I finished reading Paul Robert’s The End of Oil, a book referenced in an earlier post about the possible end of oil production growth and the consequences of that. All I can say is that I learned a lot about the world energy situation and the supply system, but I didn’t come out of it with any sense of empowerment. The whole thing is so complex, so uncertain, and so full of big power players (governments, oil companies, utility companies, etc.) that frequently during the reading all I could do was shrug. What can I do about this situation that affects us all? Nothing. Sure I could buy a hybrid car, get a solar catcher for the roof, and turn off the lights more often, but, given the way energy is used on the whole, those steps would just be insignificant gestures.
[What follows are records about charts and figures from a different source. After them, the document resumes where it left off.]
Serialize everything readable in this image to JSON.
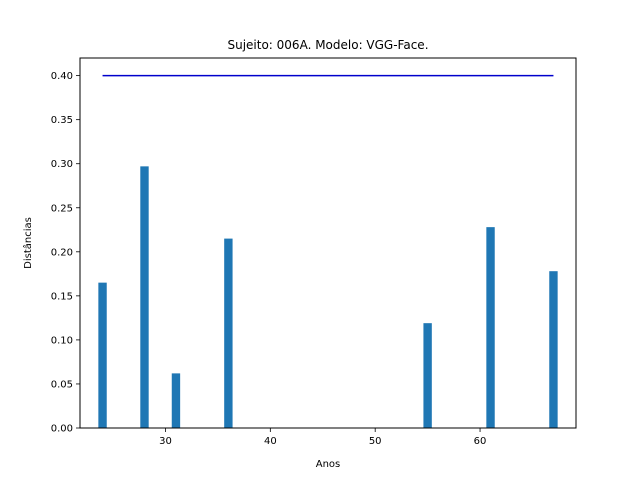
{
  "chart_data": {
    "type": "bar",
    "title": "Sujeito: 006A. Modelo: VGG-Face.",
    "xlabel": "Anos",
    "ylabel": "Distâncias",
    "xlim": [
      21.85,
      69.15
    ],
    "ylim": [
      0,
      0.42
    ],
    "xticks": [
      30,
      40,
      50,
      60
    ],
    "xtick_labels": [
      "30",
      "40",
      "50",
      "60"
    ],
    "yticks": [
      0,
      0.05,
      0.1,
      0.15,
      0.2,
      0.25,
      0.3,
      0.35,
      0.4
    ],
    "ytick_labels": [
      "0.00",
      "0.05",
      "0.10",
      "0.15",
      "0.20",
      "0.25",
      "0.30",
      "0.35",
      "0.40"
    ],
    "bar_width": 0.8,
    "bar_color": "#1f77b4",
    "bars": [
      {
        "x": 24,
        "value": 0.165
      },
      {
        "x": 28,
        "value": 0.297
      },
      {
        "x": 31,
        "value": 0.062
      },
      {
        "x": 36,
        "value": 0.215
      },
      {
        "x": 55,
        "value": 0.119
      },
      {
        "x": 61,
        "value": 0.228
      },
      {
        "x": 67,
        "value": 0.178
      }
    ],
    "threshold_line": {
      "x": [
        24,
        67
      ],
      "y": 0.4,
      "color": "#0000cc"
    },
    "grid": false,
    "legend": "none"
  }
}
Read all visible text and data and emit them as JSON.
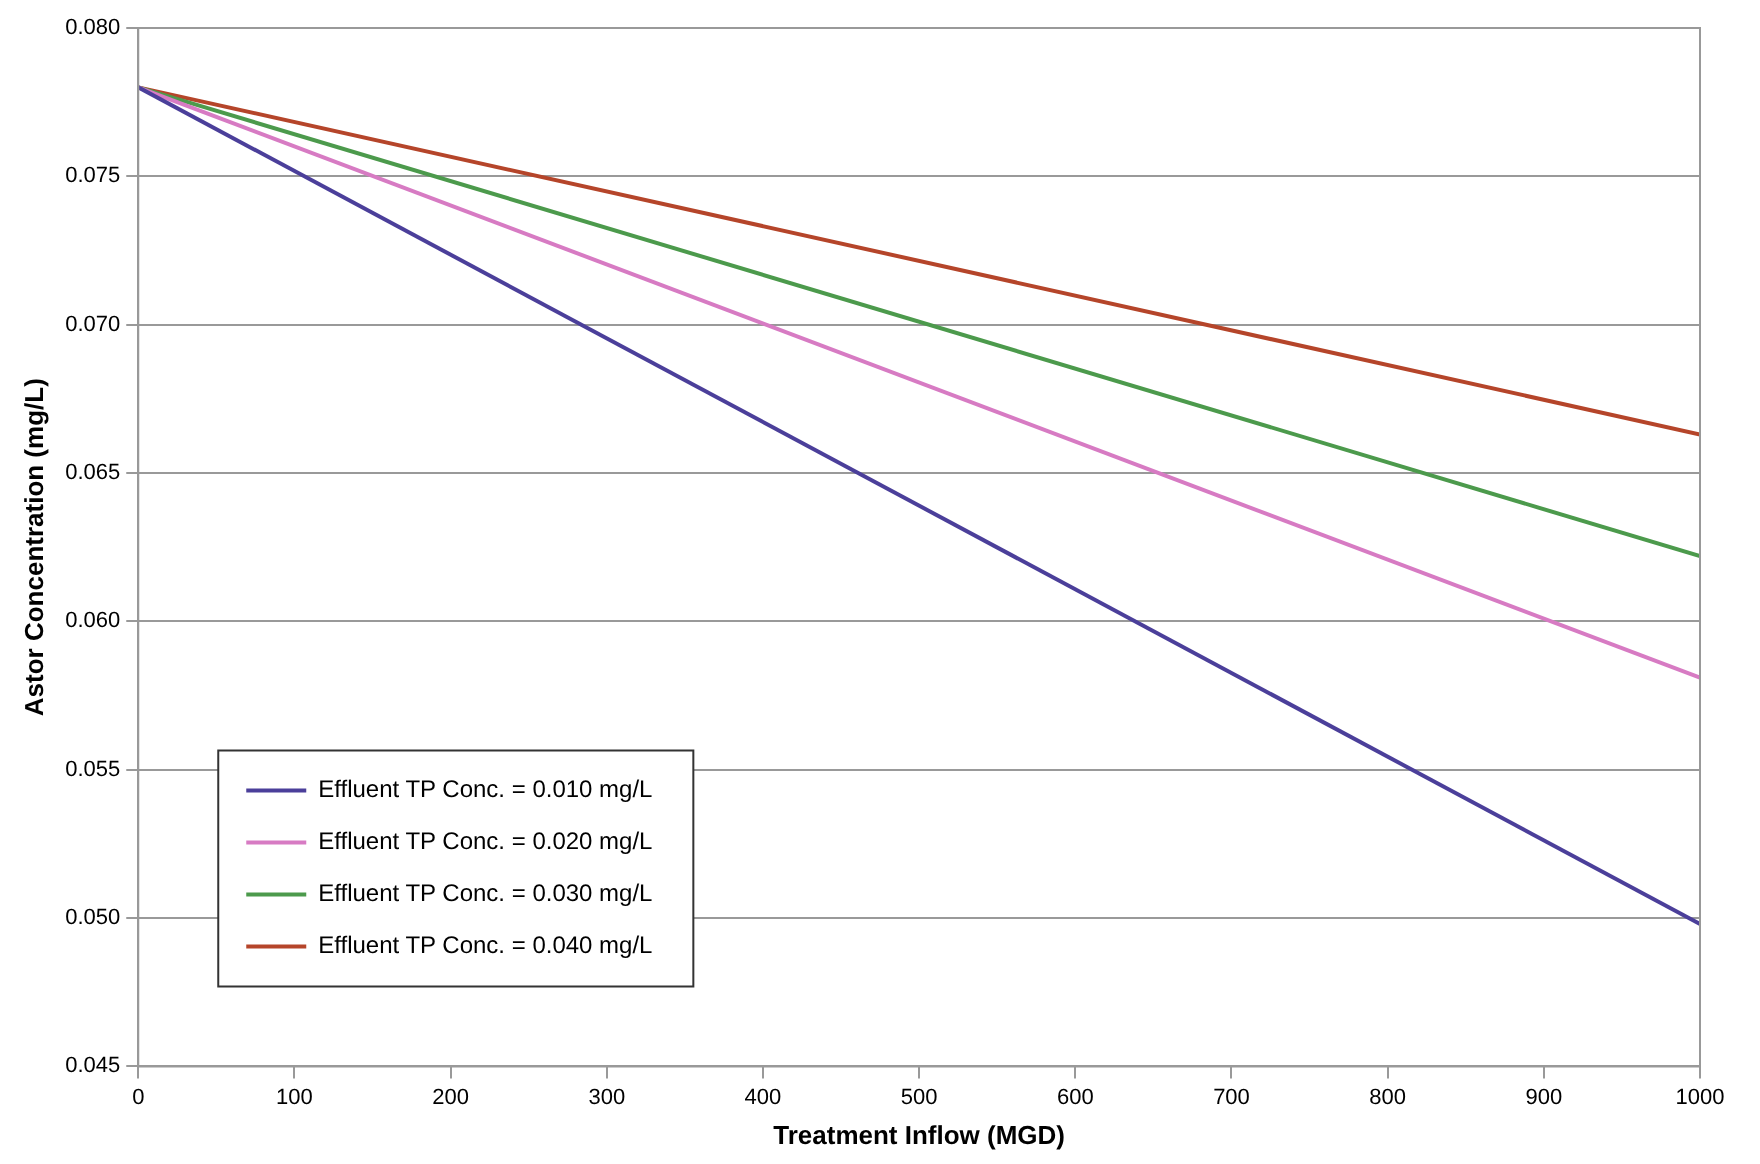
{
  "chart_data": {
    "type": "line",
    "xlabel": "Treatment Inflow (MGD)",
    "ylabel": "Astor Concentration (mg/L)",
    "x": [
      0,
      1000
    ],
    "series": [
      {
        "name": "Effluent TP Conc. = 0.010 mg/L",
        "color": "#4b3f9a",
        "values": [
          0.078,
          0.0498
        ]
      },
      {
        "name": "Effluent TP Conc. = 0.020 mg/L",
        "color": "#d77bc3",
        "values": [
          0.078,
          0.0581
        ]
      },
      {
        "name": "Effluent TP Conc. = 0.030 mg/L",
        "color": "#4c9a4c",
        "values": [
          0.078,
          0.0622
        ]
      },
      {
        "name": "Effluent TP Conc. = 0.040 mg/L",
        "color": "#b5452a",
        "values": [
          0.078,
          0.0663
        ]
      }
    ],
    "xlim": [
      0,
      1000
    ],
    "xticks": [
      0,
      100,
      200,
      300,
      400,
      500,
      600,
      700,
      800,
      900,
      1000
    ],
    "ylim": [
      0.045,
      0.08
    ],
    "yticks": [
      0.045,
      {
        "value": 0.05,
        "label": "0.050"
      },
      0.055,
      {
        "value": 0.06,
        "label": "0.060"
      },
      0.065,
      {
        "value": 0.07,
        "label": "0.070"
      },
      0.075,
      {
        "value": 0.08,
        "label": "0.080"
      }
    ],
    "grid": "y",
    "legend": "bottom left",
    "marker": "none",
    "line_style": "solid"
  }
}
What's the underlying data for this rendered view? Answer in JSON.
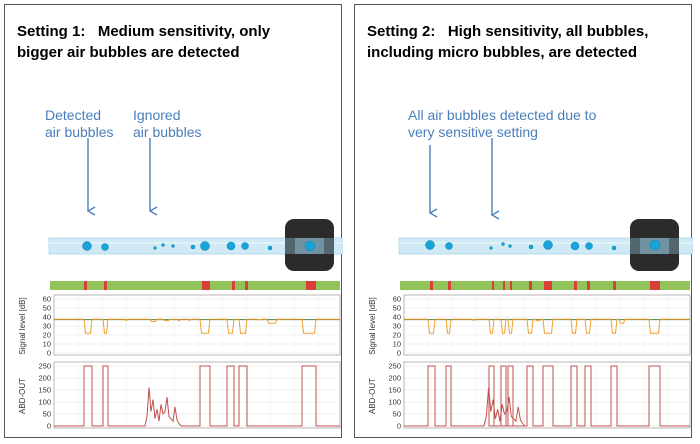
{
  "panels": [
    {
      "id": "setting-1",
      "title": "Setting 1:   Medium sensitivity, only\nbigger air bubbles are detected",
      "annotations": [
        "Detected\nair bubbles",
        "Ignored\nair bubbles"
      ],
      "signal_label": "Signal level [dB]",
      "abd_label": "ABD-OUT",
      "signal_ticks": [
        "60",
        "50",
        "40",
        "30",
        "20",
        "10",
        "0"
      ],
      "abd_ticks": [
        "250",
        "200",
        "150",
        "100",
        "50",
        "0"
      ]
    },
    {
      "id": "setting-2",
      "title": "Setting 2:   High sensitivity, all bubbles,\nincluding micro bubbles, are detected",
      "annotations": [
        "All air bubbles detected due to\nvery sensitive setting"
      ],
      "signal_label": "Signal level [dB]",
      "abd_label": "ABD-OUT",
      "signal_ticks": [
        "60",
        "50",
        "40",
        "30",
        "20",
        "10",
        "0"
      ],
      "abd_ticks": [
        "250",
        "200",
        "150",
        "100",
        "50",
        "0"
      ]
    }
  ],
  "colors": {
    "annotation": "#4a7ebb",
    "tube": "#cfe9f5",
    "bubble": "#1aa3d9",
    "status_ok": "#92c35a",
    "status_alarm": "#d9403a",
    "signal_line": "#f0a030",
    "threshold_line": "#2d6b2d",
    "abd_line": "#c0504d",
    "sensor": "#2b2b2b"
  }
}
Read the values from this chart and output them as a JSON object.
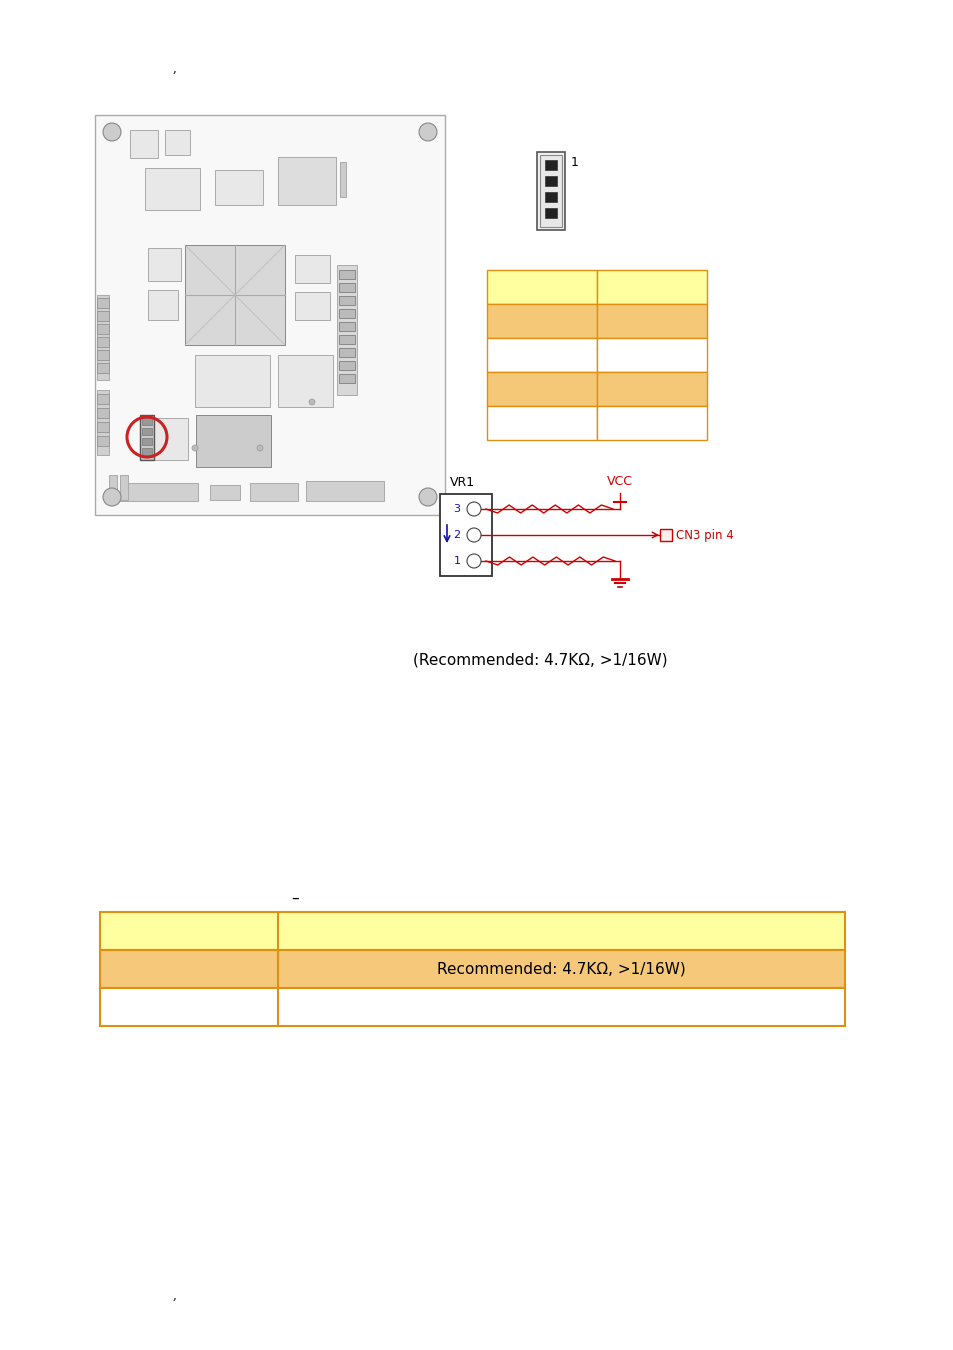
{
  "page_bg": "#ffffff",
  "top_marker": ",",
  "bottom_marker": ",",
  "recommended_text": "(Recommended: 4.7KΩ, >1/16W)",
  "table_header_row_color": "#ffffa0",
  "table_odd_row_color": "#f5c87a",
  "table_even_row_color": "#ffeebb",
  "table_border_color": "#e09010",
  "table2_recommended_text": "Recommended: 4.7KΩ, >1/16W)",
  "connector_grid_colors_row1": [
    "#ffffa0",
    "#ffffa0"
  ],
  "connector_grid_colors_row2": [
    "#f5c878",
    "#f5c878"
  ],
  "connector_grid_colors_row3": [
    "#ffffff",
    "#ffffff"
  ],
  "connector_grid_colors_row4": [
    "#f5c878",
    "#f5c878"
  ],
  "connector_grid_colors_row5": [
    "#ffffff",
    "#ffffff"
  ],
  "dash_text": "–",
  "vcc_text": "VCC",
  "vr1_text": "VR1",
  "cn3_pin4_text": "CN3 pin 4",
  "board_ec": "#aaaaaa",
  "board_fc": "#f8f8f8",
  "comp_ec": "#aaaaaa",
  "comp_fc": "#e8e8e8",
  "red_circle_color": "#cc2222",
  "grid_border_color": "#e09010",
  "schem_line_color": "#cc0000",
  "schem_text_color": "#cc0000",
  "schem_pin_label_color": "#1111aa",
  "schem_box_ec": "#333333",
  "gnd_color": "#cc0000"
}
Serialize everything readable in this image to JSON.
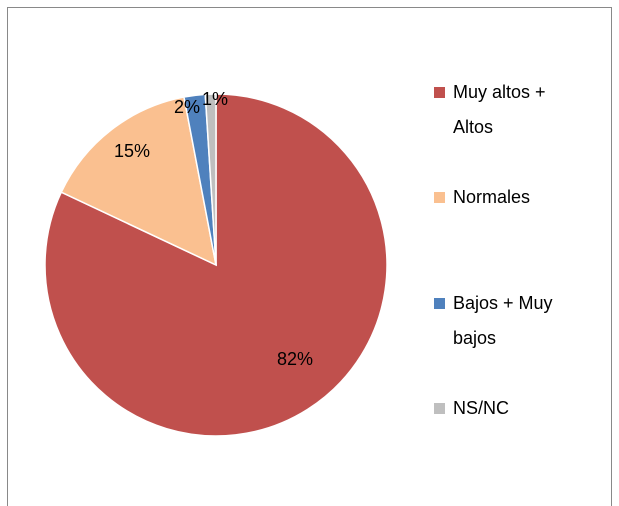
{
  "chart_data": {
    "type": "pie",
    "categories": [
      "Muy altos + Altos",
      "Normales",
      "Bajos + Muy bajos",
      "NS/NC"
    ],
    "values": [
      82,
      15,
      2,
      1
    ],
    "value_labels": [
      "82%",
      "15%",
      "2%",
      "1%"
    ],
    "colors": [
      "#c0504d",
      "#fac090",
      "#4f81bd",
      "#bfbfbf"
    ],
    "legend": "right"
  }
}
Usually with books like this the author identifies a bunch of problems and then issues a call to action like, “Get mad, write Congress, put a windmill on your roof, etc.” There was none of that. Roberts just said there’s no disagreement that at some point in the not too distant future a transition to a new energy regime based on something other than hydrocarbons will be necessary; there’s innumerable scenarios for that change from optimistic to disastrous; it’s a global issue involving the US to be sure but also massive emerging economies such as China and India; and the change will be driven by economic forces with climate and aesthetics as secondary considerations. The US is key not only because it consumes so much energy but because developing countries are not going to implement cleaner, more thrifty energy sources unless the US sets the example and maybe helps make better technology affordable for them. But nothing much is going to happen in the US until there is an energy shock on the scale of the OPEC embargo back in the ’70s. Until energy is a topic daily on TV and around kitchen tables we’ll go on as we are.
So keep an eye on those prices at the pump. Oil futures hit $55 per barrel today. If oil prices continue to go up next year like they have this past one, that shock may be upon us.